Project
Towards Declarative Statistical Inference
Wide-ranging digitalization has made it possible to capture increasingly larger amounts of data. In order to transform this raw data into meaningful insights, data analytics and statistical inference techniques are essential. However, while it is expected that a researcher is an expert in their own field, it is not self-evident that they are also proficient in statistics. In fact, it is known that statistical inference is a labor-intensive and error-prone task. This dissertation aims to understand current statistical inference practices for the experimental evaluation of machine learning algorithms, and proposes improvements where possible. It takes a small step forward towards the goal of automating the data analysis component of empirical research, making the process more robust in terms of correct execution and interpretation of the results.
Our first contribution is a synthesis of existing knowledge about error estimation of supervised learning algorithms with cross-validation. We highlight the distinction between model and learner error, and investigate the effect of repeating cross-validation on the quality of the error estimate.
Next, we focus on the evaluation of multi-instance learning algorithms. Here, instances are not labeled individually, but instead are grouped together in bags and only the bag label is known.

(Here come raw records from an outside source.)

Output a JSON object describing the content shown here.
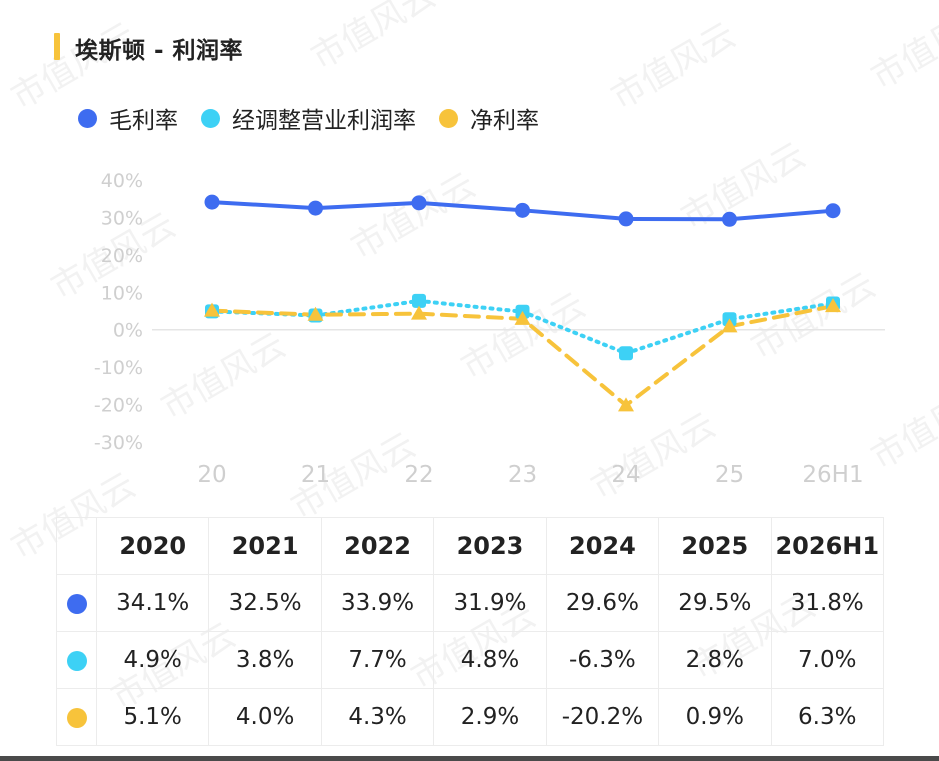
{
  "title": "埃斯顿 - 利润率",
  "watermark_text": "市值风云",
  "colors": {
    "gross": "#3e6cf0",
    "adjusted": "#3dd1f5",
    "net": "#f7c33b",
    "title_bar": "#f7c33b",
    "axis_text": "#cfcfcf",
    "zero_line": "#e5e5e5"
  },
  "legend": [
    {
      "label": "毛利率",
      "color": "#3e6cf0"
    },
    {
      "label": "经调整营业利润率",
      "color": "#3dd1f5"
    },
    {
      "label": "净利率",
      "color": "#f7c33b"
    }
  ],
  "chart_data": {
    "type": "line",
    "categories": [
      "20",
      "21",
      "22",
      "23",
      "24",
      "25",
      "26H1"
    ],
    "y_ticks": [
      "40%",
      "30%",
      "20%",
      "10%",
      "0%",
      "-10%",
      "-20%",
      "-30%"
    ],
    "ylim": [
      -30,
      40
    ],
    "grid": false,
    "legend_position": "top-left",
    "series": [
      {
        "name": "毛利率",
        "color": "#3e6cf0",
        "style": "solid",
        "marker": "circle",
        "values": [
          34.1,
          32.5,
          33.9,
          31.9,
          29.6,
          29.5,
          31.8
        ]
      },
      {
        "name": "经调整营业利润率",
        "color": "#3dd1f5",
        "style": "dotted",
        "marker": "square",
        "values": [
          4.9,
          3.8,
          7.7,
          4.8,
          -6.3,
          2.8,
          7.0
        ]
      },
      {
        "name": "净利率",
        "color": "#f7c33b",
        "style": "dashed",
        "marker": "triangle",
        "values": [
          5.1,
          4.0,
          4.3,
          2.9,
          -20.2,
          0.9,
          6.3
        ]
      }
    ]
  },
  "table": {
    "headers": [
      "2020",
      "2021",
      "2022",
      "2023",
      "2024",
      "2025",
      "2026H1"
    ],
    "rows": [
      {
        "color": "#3e6cf0",
        "values": [
          "34.1%",
          "32.5%",
          "33.9%",
          "31.9%",
          "29.6%",
          "29.5%",
          "31.8%"
        ]
      },
      {
        "color": "#3dd1f5",
        "values": [
          "4.9%",
          "3.8%",
          "7.7%",
          "4.8%",
          "-6.3%",
          "2.8%",
          "7.0%"
        ]
      },
      {
        "color": "#f7c33b",
        "values": [
          "5.1%",
          "4.0%",
          "4.3%",
          "2.9%",
          "-20.2%",
          "0.9%",
          "6.3%"
        ]
      }
    ]
  }
}
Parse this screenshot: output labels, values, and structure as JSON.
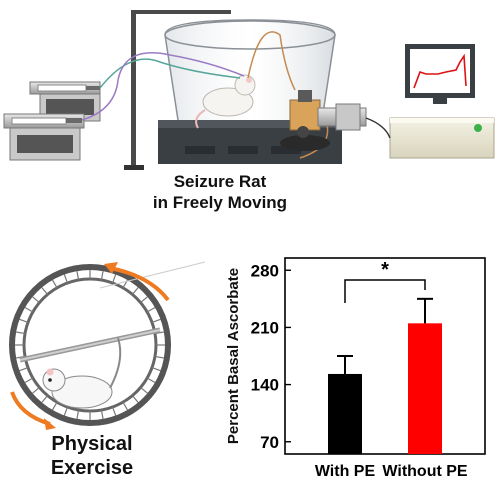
{
  "setup": {
    "caption_line1": "Seizure Rat",
    "caption_line2": "in Freely Moving"
  },
  "exercise": {
    "caption_line1": "Physical",
    "caption_line2": "Exercise"
  },
  "colors": {
    "bar_with_pe": "#000000",
    "bar_without_pe": "#ff0000",
    "wheel_arrow": "#ee7a21",
    "monitor_trace": "#dd1111"
  },
  "chart_data": {
    "type": "bar",
    "categories": [
      "With PE",
      "Without PE"
    ],
    "values": [
      153,
      215
    ],
    "errors": [
      22,
      30
    ],
    "ylabel": "Percent Basal Ascorbate",
    "ylim": [
      55,
      295
    ],
    "yticks": [
      70,
      140,
      210,
      280
    ],
    "significance_label": "*",
    "bar_colors": [
      "#000000",
      "#ff0000"
    ]
  }
}
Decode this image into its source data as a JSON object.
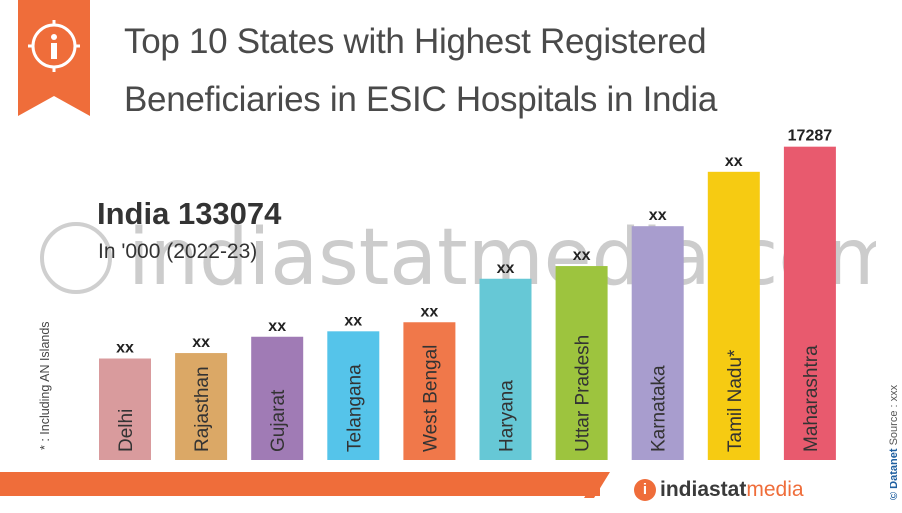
{
  "title": {
    "line1": "Top 10 States with Highest Registered",
    "line2": "Beneficiaries in ESIC Hospitals in India"
  },
  "summary": {
    "total": "India 133074",
    "unit": "In '000 (2022-23)"
  },
  "footnote": "* : Including AN Islands",
  "source": {
    "brand": "© Datanet",
    "label": "Source : xxx"
  },
  "watermark": "indiastatmedia.com",
  "logo": {
    "icon": "info-icon",
    "name": "indiastat",
    "accent": "media"
  },
  "colors": {
    "accent": "#ef6d3a",
    "title": "#4a4a4a"
  },
  "chart_data": {
    "type": "bar",
    "title": "Top 10 States with Highest Registered Beneficiaries in ESIC Hospitals in India",
    "xlabel": "",
    "ylabel": "",
    "categories": [
      "Delhi",
      "Rajasthan",
      "Gujarat",
      "Telangana",
      "West Bengal",
      "Haryana",
      "Uttar Pradesh",
      "Karnataka",
      "Tamil Nadu*",
      "Maharashtra"
    ],
    "values": [
      5600,
      5900,
      6800,
      7100,
      7600,
      10000,
      10700,
      12900,
      15900,
      17287
    ],
    "value_labels": [
      "xx",
      "xx",
      "xx",
      "xx",
      "xx",
      "xx",
      "xx",
      "xx",
      "xx",
      "17287"
    ],
    "colors": [
      "#d99b9d",
      "#dba866",
      "#a07bb5",
      "#55c4ea",
      "#f0784a",
      "#66c8d6",
      "#9dc43e",
      "#a89dce",
      "#f6cb12",
      "#e85a6e"
    ],
    "ylim": [
      0,
      17600
    ],
    "grid": false,
    "legend": "none"
  }
}
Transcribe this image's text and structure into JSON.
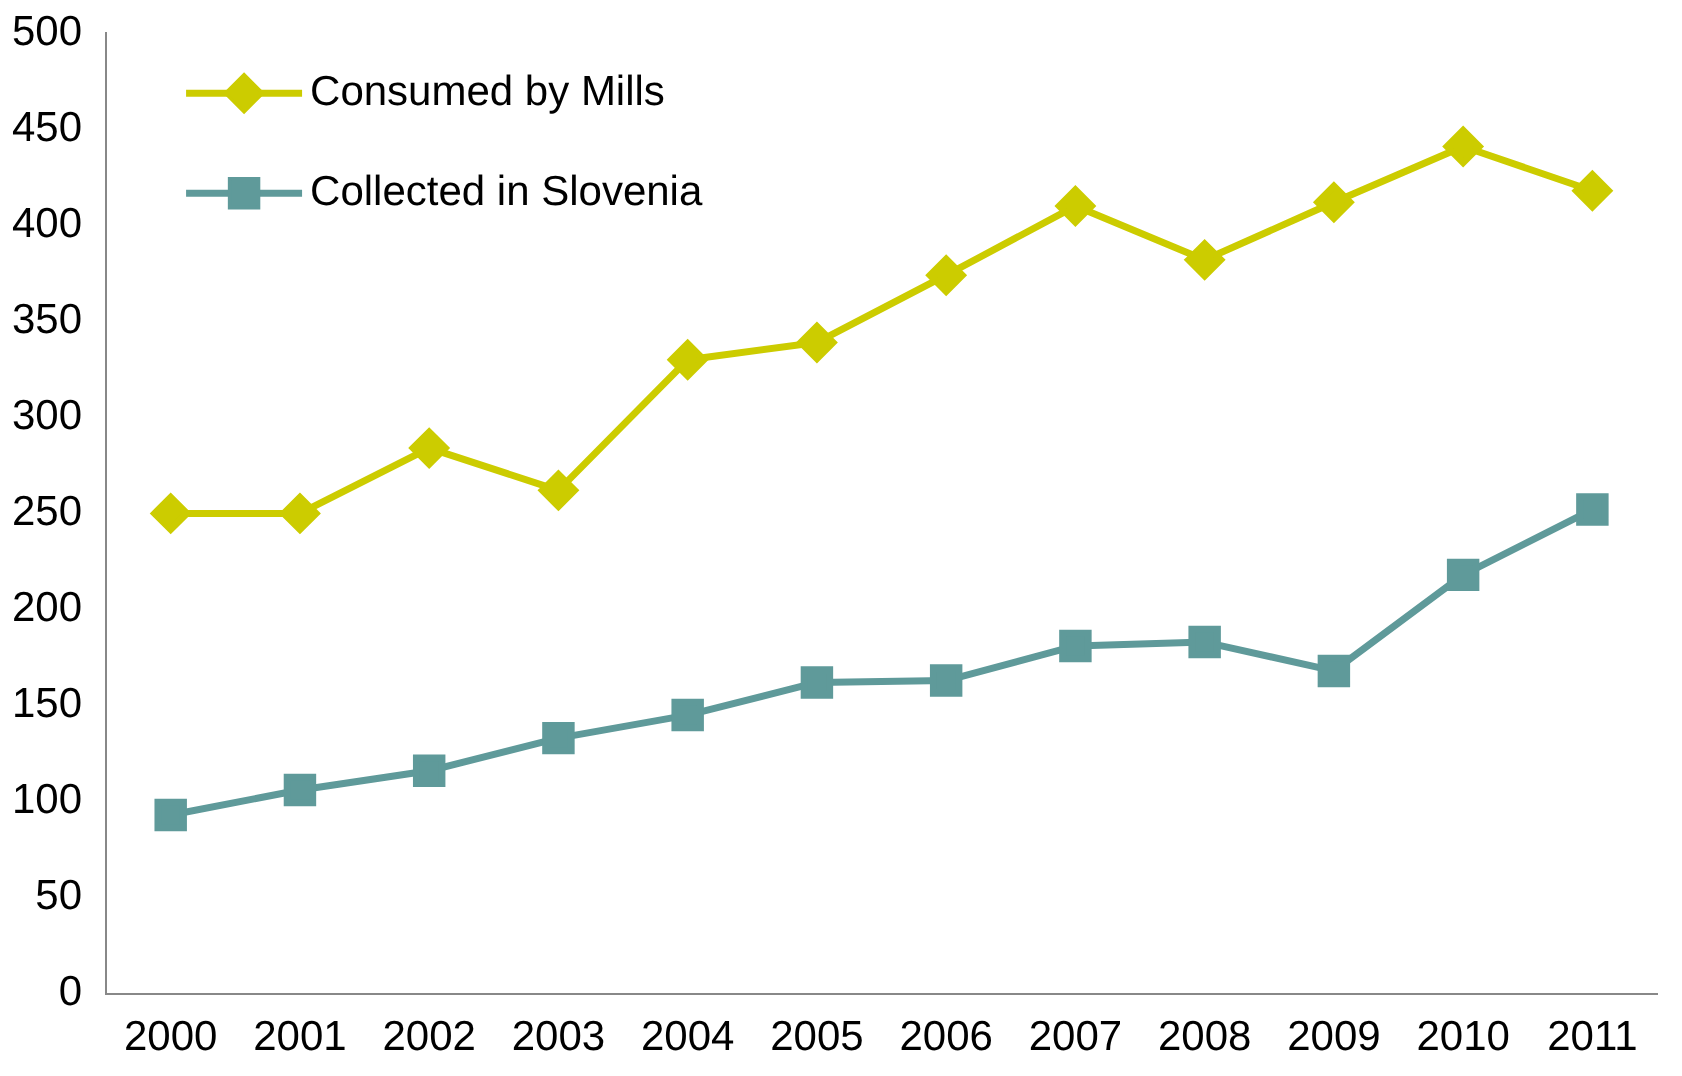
{
  "chart_data": {
    "type": "line",
    "categories": [
      "2000",
      "2001",
      "2002",
      "2003",
      "2004",
      "2005",
      "2006",
      "2007",
      "2008",
      "2009",
      "2010",
      "2011"
    ],
    "series": [
      {
        "name": "Consumed by Mills",
        "color": "#cccc00",
        "marker": "diamond",
        "values": [
          250,
          250,
          284,
          262,
          330,
          339,
          374,
          410,
          382,
          412,
          441,
          418
        ]
      },
      {
        "name": "Collected in Slovenia",
        "color": "#5f9a9a",
        "marker": "square",
        "values": [
          93,
          106,
          116,
          133,
          145,
          162,
          163,
          181,
          183,
          168,
          218,
          252
        ]
      }
    ],
    "ylim": [
      0,
      500
    ],
    "yticks": [
      0,
      50,
      100,
      150,
      200,
      250,
      300,
      350,
      400,
      450,
      500
    ],
    "grid": false,
    "legend": "top left"
  }
}
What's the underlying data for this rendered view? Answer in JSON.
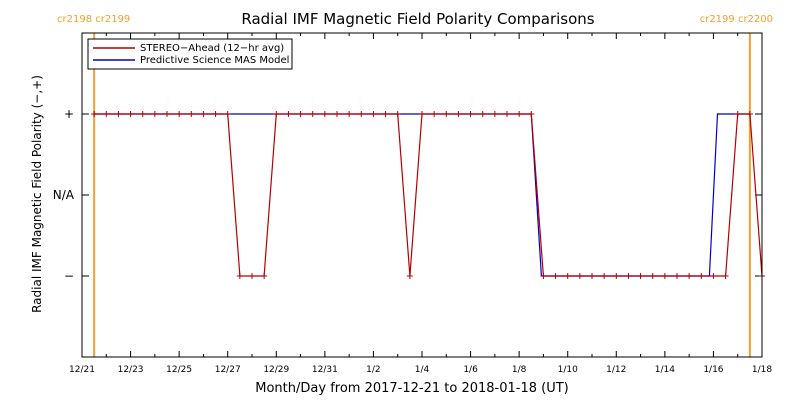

Our second contribution is an investigation of the extent to which conclusions about bag-level performance can be generalized to the instance-level. Our third contribution is a meta-learning experiment in which we predict the most suitable multi-instance learner for a given problem.
The intricate nature of statistical inference begs the question whether this aspect of research cannot be automated. One requirement for this is the availability of a model representing all relevant characteristics of the population under study. Bayesian networks are a candidate for this, as they concisely describe the joint probability distribution of a set of random variables, and come with a plethora of efficient inference methods. Our last contribution is a theoretical proposal of a greedy-hill climbing structure learning algorithm for Bayesian networks.